In this project, I have recently updated the experiment files for the CNN Dailymail and XSum datasets, leveraging three different Large Language Models (LLMs). These LLMs include:
- MPT-7b-instruct
- Falcon-7b-instruct
- Text-davinci-003
You can go through the technical paper:https://arxiv.org/abs/2310.10449
This repository contains a notebook for generating summaries of YouTube video comments using the OpenAI ChatGPT Text-davinci-003 model. I conducted experiments with different temperature values to assess the quality of the generated summaries. You can access the results in the "Application" folder, specifically in the "youtube-comment-summarizer.ipynb" file.
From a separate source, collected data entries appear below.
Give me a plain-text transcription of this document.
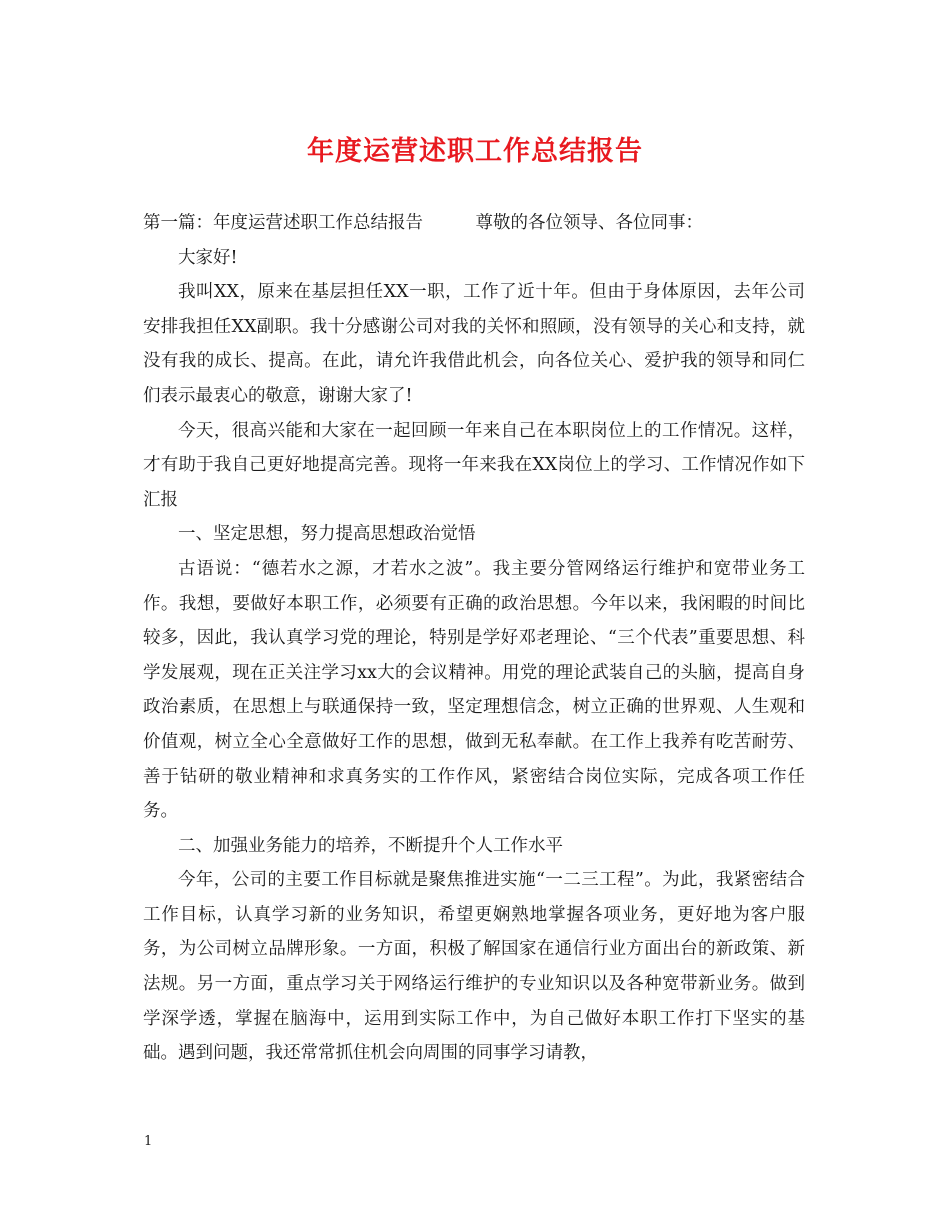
年度运营述职工作总结报告

第一篇：年度运营述职工作总结报告　　　尊敬的各位领导、各位同事：

大家好!

我叫XX，原来在基层担任XX一职，工作了近十年。但由于身体原因，去年公司安排我担任XX副职。我十分感谢公司对我的关怀和照顾，没有领导的关心和支持，就没有我的成长、提高。在此，请允许我借此机会，向各位关心、爱护我的领导和同仁们表示最衷心的敬意，谢谢大家了!

今天，很高兴能和大家在一起回顾一年来自己在本职岗位上的工作情况。这样，才有助于我自己更好地提高完善。现将一年来我在XX岗位上的学习、工作情况作如下汇报

一、坚定思想，努力提高思想政治觉悟

古语说：“德若水之源，才若水之波”。我主要分管网络运行维护和宽带业务工作。我想，要做好本职工作，必须要有正确的政治思想。今年以来，我闲暇的时间比较多，因此，我认真学习党的理论，特别是学好邓老理论、“三个代表”重要思想、科学发展观，现在正关注学习xx大的会议精神。用党的理论武装自己的头脑，提高自身政治素质，在思想上与联通保持一致，坚定理想信念，树立正确的世界观、人生观和价值观，树立全心全意做好工作的思想，做到无私奉献。在工作上我养有吃苦耐劳、善于钻研的敬业精神和求真务实的工作作风，紧密结合岗位实际，完成各项工作任务。

二、加强业务能力的培养，不断提升个人工作水平

今年，公司的主要工作目标就是聚焦推进实施“一二三工程”。为此，我紧密结合工作目标，认真学习新的业务知识，希望更娴熟地掌握各项业务，更好地为客户服务，为公司树立品牌形象。一方面，积极了解国家在通信行业方面出台的新政策、新法规。另一方面，重点学习关于网络运行维护的专业知识以及各种宽带新业务。做到学深学透，掌握在脑海中，运用到实际工作中，为自己做好本职工作打下坚实的基础。遇到问题，我还常常抓住机会向周围的同事学习请教，

1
I encourage contributions and collaboration from the community. Feel free to clone this repository and experiment with various word length and temperature settings to generate your own summaries. I would love to hear about your experiences and insights.
I value your feedback and look forward to hearing about your experiences. If you have any questions, suggestions, or insights to share, please don't hesitate to reach out.
I hope this work enhances your learning and research endeavors. Have a great time experimenting and exploring the possibilities.